Bad Witch Burning by Jessica Lewis #bookreview #YA #urbanfantasy

For fans of Us and The Chilling Adventures of Sabrina comes a witchy story full of black girl magic as one girl’s dark ability to summon the dead offers her a chance at a new life, while revealing to her an even darker future.

Katrell doesn’t mind talking to the dead; she just wishes it made more money. Clients pay her to talk to their deceased loved ones, but it isn’t enough to support her unemployed mother and Mom’s deadbeat boyfriend-of-the-week. Things get worse, when a ghost warns her to stop the summonings or she’ll “burn everything down.” Katrell is willing to call them on their bluff, though. She has no choice. What do ghosts know about eating peanut butter for dinner?

However, when her next summoning accidentally raises someone from the dead, Katrell realizes that a live body is worth a lot more than a dead apparition. And, warning or not, she has no intention of letting this lucrative new business go.

But magic doesn’t come for free, and soon dark forces are closing in on Katrell. The further she goes, the more she risks the lives of not only herself, but those she loves. Katrell faces a choice: resign herself to poverty, or confront the darkness before it’s too late. 

Seems like I’ve come across several witchy books lately, and they’re a favorite of mine when it comes to paranormal. Raising the dead can’t come without consequences, so I was anxious to see how Katrell dealt with these dark forces.

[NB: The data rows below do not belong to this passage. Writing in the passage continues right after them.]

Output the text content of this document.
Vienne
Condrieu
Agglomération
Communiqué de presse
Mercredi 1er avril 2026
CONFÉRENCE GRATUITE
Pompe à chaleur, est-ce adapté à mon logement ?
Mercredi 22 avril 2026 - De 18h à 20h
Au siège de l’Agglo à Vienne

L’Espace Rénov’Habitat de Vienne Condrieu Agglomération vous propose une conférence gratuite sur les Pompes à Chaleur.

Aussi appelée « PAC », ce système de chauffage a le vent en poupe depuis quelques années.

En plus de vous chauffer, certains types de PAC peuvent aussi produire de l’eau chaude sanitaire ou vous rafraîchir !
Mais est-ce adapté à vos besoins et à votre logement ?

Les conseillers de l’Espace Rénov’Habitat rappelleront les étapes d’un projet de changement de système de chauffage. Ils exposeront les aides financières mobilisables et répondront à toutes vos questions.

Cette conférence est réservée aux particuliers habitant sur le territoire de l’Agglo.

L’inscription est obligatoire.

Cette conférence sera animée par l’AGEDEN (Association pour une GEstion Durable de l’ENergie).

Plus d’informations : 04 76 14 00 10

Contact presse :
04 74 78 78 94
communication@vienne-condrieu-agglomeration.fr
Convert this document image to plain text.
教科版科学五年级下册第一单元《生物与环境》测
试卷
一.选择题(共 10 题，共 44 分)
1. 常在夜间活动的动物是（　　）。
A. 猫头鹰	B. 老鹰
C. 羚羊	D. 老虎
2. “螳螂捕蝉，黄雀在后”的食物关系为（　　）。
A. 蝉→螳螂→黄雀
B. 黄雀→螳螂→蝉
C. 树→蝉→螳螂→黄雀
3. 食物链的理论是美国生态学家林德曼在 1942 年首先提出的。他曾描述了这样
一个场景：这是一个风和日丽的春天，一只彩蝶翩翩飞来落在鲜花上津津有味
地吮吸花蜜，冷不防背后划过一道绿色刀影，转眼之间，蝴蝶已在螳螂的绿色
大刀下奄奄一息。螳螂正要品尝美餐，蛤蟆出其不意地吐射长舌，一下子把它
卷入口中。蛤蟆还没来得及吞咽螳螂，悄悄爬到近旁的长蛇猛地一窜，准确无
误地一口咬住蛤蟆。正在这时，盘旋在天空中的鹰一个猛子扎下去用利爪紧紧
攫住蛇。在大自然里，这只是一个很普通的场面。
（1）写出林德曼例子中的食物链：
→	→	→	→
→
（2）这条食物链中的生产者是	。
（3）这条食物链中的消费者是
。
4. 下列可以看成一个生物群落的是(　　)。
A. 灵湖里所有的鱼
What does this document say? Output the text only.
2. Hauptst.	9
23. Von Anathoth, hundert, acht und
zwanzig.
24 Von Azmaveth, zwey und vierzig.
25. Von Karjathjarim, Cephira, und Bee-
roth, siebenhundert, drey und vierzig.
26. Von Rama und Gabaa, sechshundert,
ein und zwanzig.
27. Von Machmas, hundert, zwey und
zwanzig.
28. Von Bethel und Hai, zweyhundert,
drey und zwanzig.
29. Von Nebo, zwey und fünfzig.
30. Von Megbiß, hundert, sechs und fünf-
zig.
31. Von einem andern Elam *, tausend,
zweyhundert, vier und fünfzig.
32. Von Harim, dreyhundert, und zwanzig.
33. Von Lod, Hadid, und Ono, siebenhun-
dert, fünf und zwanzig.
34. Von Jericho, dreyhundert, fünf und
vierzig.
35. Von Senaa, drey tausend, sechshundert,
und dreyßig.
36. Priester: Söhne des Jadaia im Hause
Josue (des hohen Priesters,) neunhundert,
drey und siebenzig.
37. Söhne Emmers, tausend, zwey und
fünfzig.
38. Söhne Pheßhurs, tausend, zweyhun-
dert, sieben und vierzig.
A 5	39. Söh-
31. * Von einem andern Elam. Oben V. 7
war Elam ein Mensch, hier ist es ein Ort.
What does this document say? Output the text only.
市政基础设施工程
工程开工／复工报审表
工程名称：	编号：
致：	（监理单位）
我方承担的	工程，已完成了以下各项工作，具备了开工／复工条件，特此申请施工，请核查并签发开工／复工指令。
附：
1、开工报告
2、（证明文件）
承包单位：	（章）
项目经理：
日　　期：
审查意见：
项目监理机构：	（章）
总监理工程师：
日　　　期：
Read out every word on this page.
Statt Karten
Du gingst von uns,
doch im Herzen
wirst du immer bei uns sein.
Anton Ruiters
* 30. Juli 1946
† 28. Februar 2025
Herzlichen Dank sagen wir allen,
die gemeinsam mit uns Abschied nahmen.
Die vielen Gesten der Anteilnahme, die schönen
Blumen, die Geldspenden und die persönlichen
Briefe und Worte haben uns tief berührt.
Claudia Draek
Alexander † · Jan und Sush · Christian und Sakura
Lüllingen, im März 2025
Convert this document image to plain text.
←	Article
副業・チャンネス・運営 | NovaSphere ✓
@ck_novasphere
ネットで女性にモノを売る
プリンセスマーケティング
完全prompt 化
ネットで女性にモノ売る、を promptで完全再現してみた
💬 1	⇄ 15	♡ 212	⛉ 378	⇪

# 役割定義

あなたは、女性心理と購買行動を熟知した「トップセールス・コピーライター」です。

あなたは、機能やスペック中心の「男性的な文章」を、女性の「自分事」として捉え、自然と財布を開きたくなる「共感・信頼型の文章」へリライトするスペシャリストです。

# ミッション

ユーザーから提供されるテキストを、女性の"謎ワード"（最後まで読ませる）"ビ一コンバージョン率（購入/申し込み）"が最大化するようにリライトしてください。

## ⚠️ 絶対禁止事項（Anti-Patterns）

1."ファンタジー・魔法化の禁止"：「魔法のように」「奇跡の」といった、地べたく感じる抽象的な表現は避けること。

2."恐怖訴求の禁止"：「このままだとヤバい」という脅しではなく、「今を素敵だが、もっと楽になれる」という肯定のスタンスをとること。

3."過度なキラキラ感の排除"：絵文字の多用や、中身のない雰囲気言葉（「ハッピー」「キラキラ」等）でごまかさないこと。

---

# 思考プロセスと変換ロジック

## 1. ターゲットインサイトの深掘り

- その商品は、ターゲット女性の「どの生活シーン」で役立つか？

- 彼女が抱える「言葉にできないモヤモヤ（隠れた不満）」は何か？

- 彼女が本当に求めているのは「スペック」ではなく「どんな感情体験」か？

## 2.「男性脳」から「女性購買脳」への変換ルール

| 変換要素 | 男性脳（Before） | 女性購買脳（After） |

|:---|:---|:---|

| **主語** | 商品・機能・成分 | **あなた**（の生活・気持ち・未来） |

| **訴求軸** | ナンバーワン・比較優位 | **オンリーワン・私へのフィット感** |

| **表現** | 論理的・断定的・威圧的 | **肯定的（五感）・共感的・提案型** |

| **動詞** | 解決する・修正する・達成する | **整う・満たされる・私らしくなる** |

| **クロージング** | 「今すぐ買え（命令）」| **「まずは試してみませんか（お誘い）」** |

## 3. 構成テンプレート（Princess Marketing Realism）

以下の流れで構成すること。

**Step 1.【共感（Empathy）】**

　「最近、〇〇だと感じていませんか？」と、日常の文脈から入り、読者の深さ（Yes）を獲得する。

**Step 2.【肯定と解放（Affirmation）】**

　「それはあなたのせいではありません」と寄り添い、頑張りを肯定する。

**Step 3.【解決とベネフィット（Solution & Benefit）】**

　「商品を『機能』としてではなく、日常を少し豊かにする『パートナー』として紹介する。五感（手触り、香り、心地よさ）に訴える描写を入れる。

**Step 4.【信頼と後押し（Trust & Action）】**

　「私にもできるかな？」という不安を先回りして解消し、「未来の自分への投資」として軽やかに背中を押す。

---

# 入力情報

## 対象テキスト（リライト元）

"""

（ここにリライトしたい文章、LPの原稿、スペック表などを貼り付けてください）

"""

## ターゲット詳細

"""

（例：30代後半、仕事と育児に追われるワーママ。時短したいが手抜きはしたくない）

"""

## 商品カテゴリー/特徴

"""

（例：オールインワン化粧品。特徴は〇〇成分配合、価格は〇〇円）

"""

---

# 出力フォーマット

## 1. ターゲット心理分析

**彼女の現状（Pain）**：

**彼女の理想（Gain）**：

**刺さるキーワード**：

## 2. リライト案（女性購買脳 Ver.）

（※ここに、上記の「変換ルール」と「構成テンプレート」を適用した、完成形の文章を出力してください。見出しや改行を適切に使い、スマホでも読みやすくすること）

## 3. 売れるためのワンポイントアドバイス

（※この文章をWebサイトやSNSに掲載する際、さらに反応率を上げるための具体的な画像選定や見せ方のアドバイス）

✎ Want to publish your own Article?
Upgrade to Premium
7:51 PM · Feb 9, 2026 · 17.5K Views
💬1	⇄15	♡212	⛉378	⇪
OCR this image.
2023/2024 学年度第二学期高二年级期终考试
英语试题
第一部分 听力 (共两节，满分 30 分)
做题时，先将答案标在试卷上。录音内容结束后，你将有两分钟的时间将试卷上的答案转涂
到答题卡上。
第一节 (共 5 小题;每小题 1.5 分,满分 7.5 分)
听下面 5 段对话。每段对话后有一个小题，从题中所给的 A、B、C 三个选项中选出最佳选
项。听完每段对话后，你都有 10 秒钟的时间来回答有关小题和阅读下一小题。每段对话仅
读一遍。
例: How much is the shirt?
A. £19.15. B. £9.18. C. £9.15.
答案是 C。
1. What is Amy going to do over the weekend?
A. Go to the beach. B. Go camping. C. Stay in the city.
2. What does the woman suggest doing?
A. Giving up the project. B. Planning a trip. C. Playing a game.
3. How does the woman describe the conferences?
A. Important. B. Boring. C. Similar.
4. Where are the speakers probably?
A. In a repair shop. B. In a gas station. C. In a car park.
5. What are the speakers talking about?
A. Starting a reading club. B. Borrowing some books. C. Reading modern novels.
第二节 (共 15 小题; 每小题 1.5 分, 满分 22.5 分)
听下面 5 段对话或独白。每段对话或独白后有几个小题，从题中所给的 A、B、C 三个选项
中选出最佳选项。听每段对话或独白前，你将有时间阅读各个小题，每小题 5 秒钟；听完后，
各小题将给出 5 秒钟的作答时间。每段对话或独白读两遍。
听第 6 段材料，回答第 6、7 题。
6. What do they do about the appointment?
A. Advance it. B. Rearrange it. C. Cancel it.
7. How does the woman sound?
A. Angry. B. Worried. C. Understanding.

Trell is the teenager in her family, but essentially the only responsible adult. She works thirty hours per week, attends high school, buys groceries, pays the bills and rent, and gives money to her unemployed mother and her mom’s deadbeat boyfriend. He physically abuses Trell, works a part time job, and refuses to contribute to the household financially. Every interaction with her mother and boyfriend made me so angry I wanted to reach into the pages and choke them. Trell has been homeless more than once in her life, and if not for her job at a restaurant and the kindness of her best friend’s mother, she’d go hungry much of the time.

For reasons that are never explained, Trell is able to write letters summoning the ghosts of clients’ family members so they can speak to them. Suddenly her power changes, and she’s able to raise the dead and return them to her clients. For a price, of course. I would have liked an explanation for where her powers came from, how she discovered them, why they changed, etc., to better understand her magic. Maybe I missed an explanation, but I wondered why no one discovered the empty graves after the dead rose. Seems like it’s something that would have turned up on the news. Trell’s goal is to make enough money from raising the dead to support her and her mom for a year. After her hours are cut at the restaurant, the pressure is on to earn even more to keep them sheltered and fed. Soon the money is rolling in and Trell begins to lose sight of her goals. She ignores the advice of best friend Will and a concerned school guidance counselor, and her life rapidly spirals out of control.

Although she’s brave and loyal to a fault, Trell is also incredibly frustrating. She’s blind to her mother’s actions, and you’ll want to yell at her many times over her consistently bad decisions and wonder how she’ll ever fix the disasters she’s created.

Between the dead walking around, Trell’s personal struggles, and her determination to better her life, you’ll want her to somehow find a happily ever after, but it’s something that won’t come easily. This novel does a wonderful job of raising awareness of homelessness, poverty, and physical abuse, and the author discusses her own experiences before the story begins. It also stresses the importance of getting help and finding a support system. Some readers may want to heed trigger warnings. Overall, a strong debut novel.

I received a complimentary copy of this book from the publisher through NetGalley.  Opinions expressed in this review are completely my own.

24 thoughts on “Bad Witch Burning by Jessica Lewis #bookreview #YA #urbanfantasy

    1. She was frustrating, but because of the pressure she was under and some other issues, she didn’t make the best decisions. If she did, I guess there wouldn’t have been much of a story, lol. Thanks for visiting, Yesha!

      Liked by 1 person

    1. There were some dark, humorous moments, but you also know there are bound to be consequences resulting from raising the dead. She got a little carried away with the sudden influx of money – especially since she’d never had much in her life.

      Liked by 1 person

  1. I’ve read a lot of witch books in my day, but I don’t think I ever read one about raising the dead. Interesting. Though her poor decision-making skills might be too big a turn-off for me. (Teen brains…)

    Great review, Teri.

    Liked by 1 person

  2. I saw this book around and almost picked it up – the blurb was catchy, and I’m not the kind to enjoy blurbs, and, honestly, I make no habit of reading them .
    So, when you say she’s blind to her mother’s actions and wanted to yell at her, I wondered if this is the kind of plot that ignores logic to move the story along?

    Liked by 1 person

    1. So glad to see you out in the blogosphere, Jina! I wouldn’t say the MC ignored logic, she was just in denial about how horribly her mother treated her and took advantage of her. It’s hard to believe a parent could treat their child that way, but sadly it happens.